Tuesday, March 29, 2011

The Birth of the Relational Model - Part 2

The Birth of the Relational Model - Part 2

The Birth of the Relational Model - Part 2 (back to Part 1)


Note - Applied Information Science has copied article from its source at http://www.intelligententerprise.com/9811/frm_online2.shtml in fear that the original posting may be removed. Certain sections have been emphasized and/or commented by the editor.

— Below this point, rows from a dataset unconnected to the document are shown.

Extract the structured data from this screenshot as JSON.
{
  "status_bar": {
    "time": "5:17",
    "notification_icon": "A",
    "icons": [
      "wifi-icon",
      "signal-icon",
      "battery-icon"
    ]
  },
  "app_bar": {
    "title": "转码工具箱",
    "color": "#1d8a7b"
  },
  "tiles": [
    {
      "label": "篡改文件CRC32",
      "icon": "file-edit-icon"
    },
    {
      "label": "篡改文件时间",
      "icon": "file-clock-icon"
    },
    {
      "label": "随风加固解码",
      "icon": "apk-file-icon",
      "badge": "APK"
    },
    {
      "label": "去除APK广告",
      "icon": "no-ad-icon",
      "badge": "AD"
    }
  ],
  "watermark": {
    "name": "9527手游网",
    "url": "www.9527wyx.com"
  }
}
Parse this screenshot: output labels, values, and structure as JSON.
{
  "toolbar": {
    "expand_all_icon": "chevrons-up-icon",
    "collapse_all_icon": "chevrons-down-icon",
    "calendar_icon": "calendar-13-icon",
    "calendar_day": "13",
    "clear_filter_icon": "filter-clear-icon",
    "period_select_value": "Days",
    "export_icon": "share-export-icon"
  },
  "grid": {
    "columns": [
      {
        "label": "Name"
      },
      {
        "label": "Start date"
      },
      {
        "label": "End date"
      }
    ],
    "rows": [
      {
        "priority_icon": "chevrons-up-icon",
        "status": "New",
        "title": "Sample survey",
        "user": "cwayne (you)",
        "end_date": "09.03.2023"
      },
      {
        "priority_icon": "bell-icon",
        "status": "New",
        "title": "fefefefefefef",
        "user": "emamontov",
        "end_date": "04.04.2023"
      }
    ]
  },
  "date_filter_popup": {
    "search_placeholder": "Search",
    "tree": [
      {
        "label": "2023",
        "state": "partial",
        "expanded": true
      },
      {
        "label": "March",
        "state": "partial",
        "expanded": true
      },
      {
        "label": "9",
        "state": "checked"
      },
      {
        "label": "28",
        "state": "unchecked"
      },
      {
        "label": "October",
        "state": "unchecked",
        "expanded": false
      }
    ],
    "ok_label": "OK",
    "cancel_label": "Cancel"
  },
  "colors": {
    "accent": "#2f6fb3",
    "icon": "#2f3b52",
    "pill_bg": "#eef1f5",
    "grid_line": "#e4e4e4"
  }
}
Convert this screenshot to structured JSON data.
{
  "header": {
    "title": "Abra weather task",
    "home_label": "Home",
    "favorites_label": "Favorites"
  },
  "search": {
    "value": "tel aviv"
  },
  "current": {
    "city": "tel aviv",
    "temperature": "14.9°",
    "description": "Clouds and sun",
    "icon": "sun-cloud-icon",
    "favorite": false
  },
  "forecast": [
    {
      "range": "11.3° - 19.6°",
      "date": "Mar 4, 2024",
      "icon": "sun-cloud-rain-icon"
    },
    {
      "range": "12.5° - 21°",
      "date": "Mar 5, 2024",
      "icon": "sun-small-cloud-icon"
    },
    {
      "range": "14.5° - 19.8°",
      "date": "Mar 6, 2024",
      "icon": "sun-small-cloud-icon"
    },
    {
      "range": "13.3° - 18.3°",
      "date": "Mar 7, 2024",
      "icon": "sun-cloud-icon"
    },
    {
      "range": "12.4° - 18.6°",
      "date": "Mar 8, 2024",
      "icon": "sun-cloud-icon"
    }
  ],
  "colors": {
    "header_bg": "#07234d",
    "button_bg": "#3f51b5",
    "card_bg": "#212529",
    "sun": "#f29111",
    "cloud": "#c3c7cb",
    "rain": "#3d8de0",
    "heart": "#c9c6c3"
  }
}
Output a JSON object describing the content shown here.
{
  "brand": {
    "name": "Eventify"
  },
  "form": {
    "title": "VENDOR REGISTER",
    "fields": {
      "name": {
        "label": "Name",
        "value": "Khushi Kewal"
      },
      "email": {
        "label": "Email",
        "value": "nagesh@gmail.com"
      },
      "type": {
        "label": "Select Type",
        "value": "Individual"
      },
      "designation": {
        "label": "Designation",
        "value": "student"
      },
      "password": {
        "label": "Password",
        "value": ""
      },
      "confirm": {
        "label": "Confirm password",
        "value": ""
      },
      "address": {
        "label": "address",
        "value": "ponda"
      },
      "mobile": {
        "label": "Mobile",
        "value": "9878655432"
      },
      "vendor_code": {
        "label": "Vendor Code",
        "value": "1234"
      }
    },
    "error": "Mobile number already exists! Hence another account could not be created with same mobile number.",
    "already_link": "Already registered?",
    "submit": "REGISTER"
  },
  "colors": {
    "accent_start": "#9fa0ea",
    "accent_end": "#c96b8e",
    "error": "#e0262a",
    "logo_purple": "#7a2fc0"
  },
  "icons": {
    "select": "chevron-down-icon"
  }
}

Last month I began my retrospective review of Codd's first two relational papers -- "Derivability, Redundancy, and Consistency of Relations Stored in Large Data Banks" (IBM Research Report RJ599, August 19, 1969) and "A Relational Model of Data for Large Shared Data Banks" (CACM 13, June 1970). In particular, I took a detailed look at the first section of the first paper. Just to remind you, that paper had six sections overall:


1. A Relational View of Data
2. Some Linguistic Aspects
3. Operations on Relations
4. Expressible, Named, and Stored Relations
5. Derivability, Redundancy, and Consistency
6. Data Bank Control.

Some Linguistic Aspects

Codd opened this section with the following crucial observation: "The adoption of a relational view of data ... permits the development of a universal retrieval sublanguage based on the second-order predicate calculus." (Note the phrase "second-order;" the 1969 paper explicitly permitted relations to be defined on domains having relations as elements. I'll come back to this point when I discuss the 1970 paper in detail.)

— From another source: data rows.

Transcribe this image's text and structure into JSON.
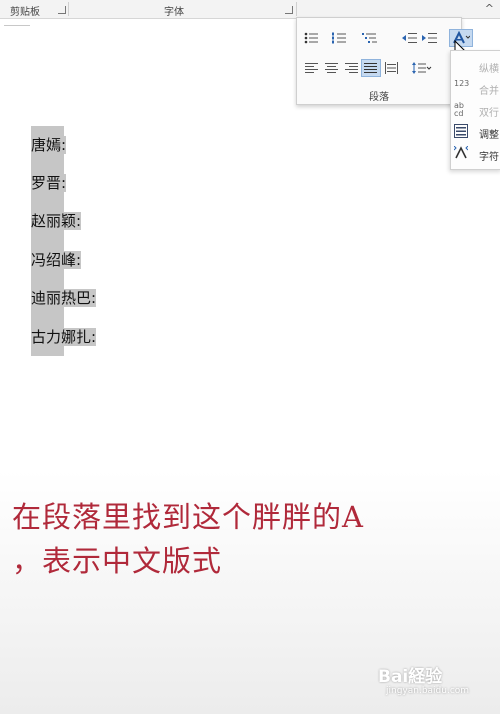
{
  "ribbon": {
    "clipboard_label": "剪贴板",
    "font_label": "字体",
    "paragraph_label": "段落",
    "collapse_glyph": "^"
  },
  "dropdown": {
    "items": [
      {
        "label": "纵横",
        "enabled": false
      },
      {
        "label": "合并",
        "enabled": false
      },
      {
        "label": "双行",
        "enabled": false
      },
      {
        "label": "调整",
        "enabled": true
      },
      {
        "label": "字符",
        "enabled": true
      }
    ],
    "icon_text_1": "123",
    "icon_text_2a": "ab",
    "icon_text_2b": "cd"
  },
  "document": {
    "names": [
      "唐嫣:",
      "罗晋:",
      "赵丽颖:",
      "冯绍峰:",
      "迪丽热巴:",
      "古力娜扎:"
    ]
  },
  "caption": {
    "line1": "在段落里找到这个胖胖的A",
    "line2": "，表示中文版式",
    "color": "#b0293a"
  },
  "watermark": {
    "brand": "Bai経验",
    "url": "jingyan.baidu.com"
  }
}
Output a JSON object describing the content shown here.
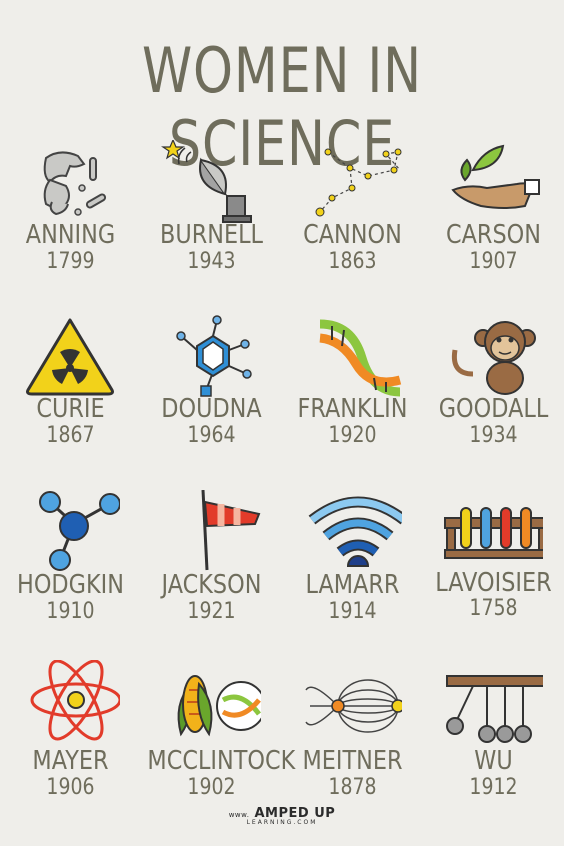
{
  "title": "WOMEN IN SCIENCE",
  "scientists": [
    {
      "name": "ANNING",
      "year": "1799",
      "icon": "fossil-icon"
    },
    {
      "name": "BURNELL",
      "year": "1943",
      "icon": "radio-telescope-icon"
    },
    {
      "name": "CANNON",
      "year": "1863",
      "icon": "constellation-icon"
    },
    {
      "name": "CARSON",
      "year": "1907",
      "icon": "hand-leaf-icon"
    },
    {
      "name": "CURIE",
      "year": "1867",
      "icon": "radiation-icon"
    },
    {
      "name": "DOUDNA",
      "year": "1964",
      "icon": "molecule-icon"
    },
    {
      "name": "FRANKLIN",
      "year": "1920",
      "icon": "dna-icon"
    },
    {
      "name": "GOODALL",
      "year": "1934",
      "icon": "monkey-icon"
    },
    {
      "name": "HODGKIN",
      "year": "1910",
      "icon": "atoms-model-icon"
    },
    {
      "name": "JACKSON",
      "year": "1921",
      "icon": "windsock-icon"
    },
    {
      "name": "LAMARR",
      "year": "1914",
      "icon": "wifi-icon"
    },
    {
      "name": "LAVOISIER",
      "year": "1758",
      "icon": "test-tubes-icon"
    },
    {
      "name": "MAYER",
      "year": "1906",
      "icon": "atom-icon"
    },
    {
      "name": "MCCLINTOCK",
      "year": "1902",
      "icon": "corn-dna-icon"
    },
    {
      "name": "MEITNER",
      "year": "1878",
      "icon": "magnetic-field-icon"
    },
    {
      "name": "WU",
      "year": "1912",
      "icon": "newtons-cradle-icon"
    }
  ],
  "logo": {
    "prefix": "www.",
    "main": "AMPED UP",
    "sub": "LEARNING.COM"
  },
  "colors": {
    "background": "#efeeea",
    "text": "#6f6d5c"
  }
}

It was Codd's very great insight that a database could be thought of as a set of relations, that a relation in turn could be thought of as a set of propositions (assumed by convention to be true), and hence, that the language and concepts of logic could be directly applied to the problem of data access and related problems. In this section of the paper, he sketched the salient features of an access language based on such concepts. These features include the following: The language would be set level, and the emphasis would be on data retrieval (though update operations would also be included). Also, the language would not be computationally complete; it was meant to be a "sublanguage," to be "[embedded] in a variety of host languages.... Any [computational] functions needed can be defined in [the host language] and invoked [from the sublanguage]." Personally, I've never been entirely convinced that factoring out data access into a separate "sublanguage" was a good idea, but it's certainly been with us (in the shape of embedded SQL) for a good while now. In this connection, incidentally, it's interesting to note that with the addition in 1996 of the PSM feature (Persistent Stored Modules) to the SQL standard, SQL has now become a computationally complete language in its own right, meaning that a host language is no longer logically necessary (with SQL, that is).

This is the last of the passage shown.